How is it that no-one has gone to prison for these crimes. How is it that bank senior executives have not been called to account?

Every time we see a Parliamentary Committee sitting in judgement on these creatures, we see them slipping, sliding, evading the questions, sometimes being economical with the truth, sometimes downright lying, but never any question of anyone being required to resign.

While these statistics reflect an unacceptable level of organised crime within these banks, they also reflect an almost complete absence of any kind of pro-active activity on the part of the regulators.

The role of all law enforcement agencies, (and financial regulators do perform a policing function, no matter how much they may deny it and seek to wriggle out of their responsibilities for ‘policing’ the market), is to prevent crime in their market, industry or social sector.

Crime prevention is a pro-active science, where those charged with the duties of regulating the market should be adopting integrated and pro-active techniques and strategies to identify and disrupt such activities in the market, in the first place.
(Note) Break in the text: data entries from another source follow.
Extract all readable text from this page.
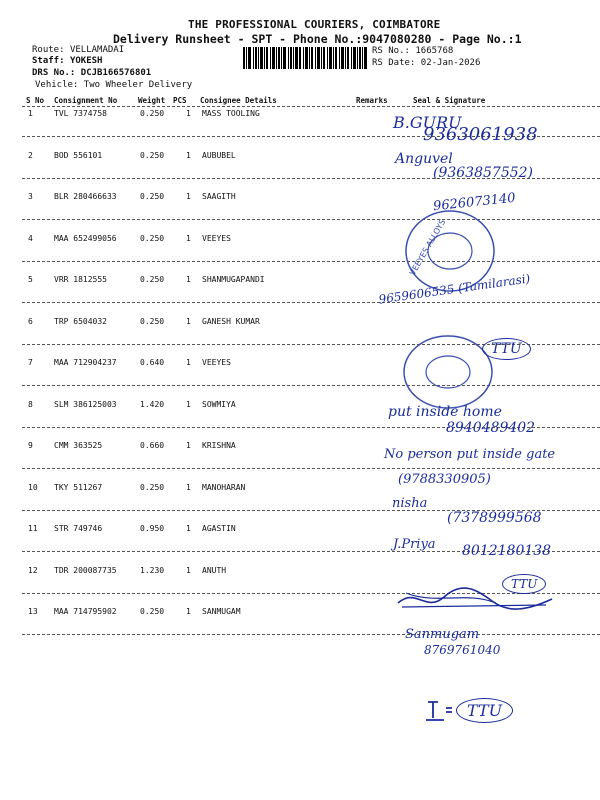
THE PROFESSIONAL COURIERS, COIMBATORE
Delivery Runsheet - SPT - Phone No.:9047080280 - Page No.:1
Route: VELLAMADAI
Staff: YOKESH
DRS No.: DCJB166576801
Vehicle: Two Wheeler Delivery
RS No.: 1665768
RS Date: 02-Jan-2026
S No Consignment No	Weight PCS Consignee Details	Remarks	Seal & Signature
1	TVL 7374758	0.250	1 MASS TOOLING
2	BOD 556101	0.250	1 AUBUBEL
3	BLR 280466633	0.250	1 SAAGITH
4	MAA 652499056	0.250	1 VEEYES
5	VRR 1812555	0.250	1 SHANMUGAPANDI
6	TRP 6504032	0.250	1 GANESH KUMAR
7	MAA 712904237	0.640	1 VEEYES
8	SLM 386125003	1.420	1 SOWMIYA
9	CMM 363525	0.660	1 KRISHNA
10 TKY 511267	0.250	1 MANOHARAN
11 STR 749746	0.950	1 AGASTIN
12 TDR 200087735	1.230	1 ANUTH
13 MAA 714795902	0.250	1 SANMUGAM
B.GURU
9363061938
Anguvel
(9363857552)
9626073140
VEEYES ALLOYS
9659606535 (Tamilarasi)
TTU
put inside home
8940489402
No person put inside gate
(9788330905)
nisha
(7378999568
J.Priya 8012180138
TTU
Sanmugam
8769761040
TTU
Waiting until the horse has bolted and the cat is out of the bag (how I do love a mixed metaphor), is futile. It means that the regulators are always responding after the event, and always too little, too late!

These latest statistics must be a clarion call to Government, because these fines are being loaded on to the shoulders of the shareholders, and they are not impacting on the most egregious criminals themselves, the banks and their management.

We simply cannot go on watching this pantomime being played out, where fines, the size of which would pay to support the NHS for years to come, are being levied against criminal enterprises who show no signs of conforming to law.

As a matter of course, any bank director whose institution is fined sums of this magnitude should be facing the wrath of the English Courts as well as the demands o out-of-pocket shareholders.

The SFO and the City of London Police should be harmonizing their approaches to these criminal allegations, and should be working out a list of those they would wish to interview.

In no other walk of life would such dishonest and egregious business practices be tolerated.
This must now become a priority for Government – It already is an electoral issue for me!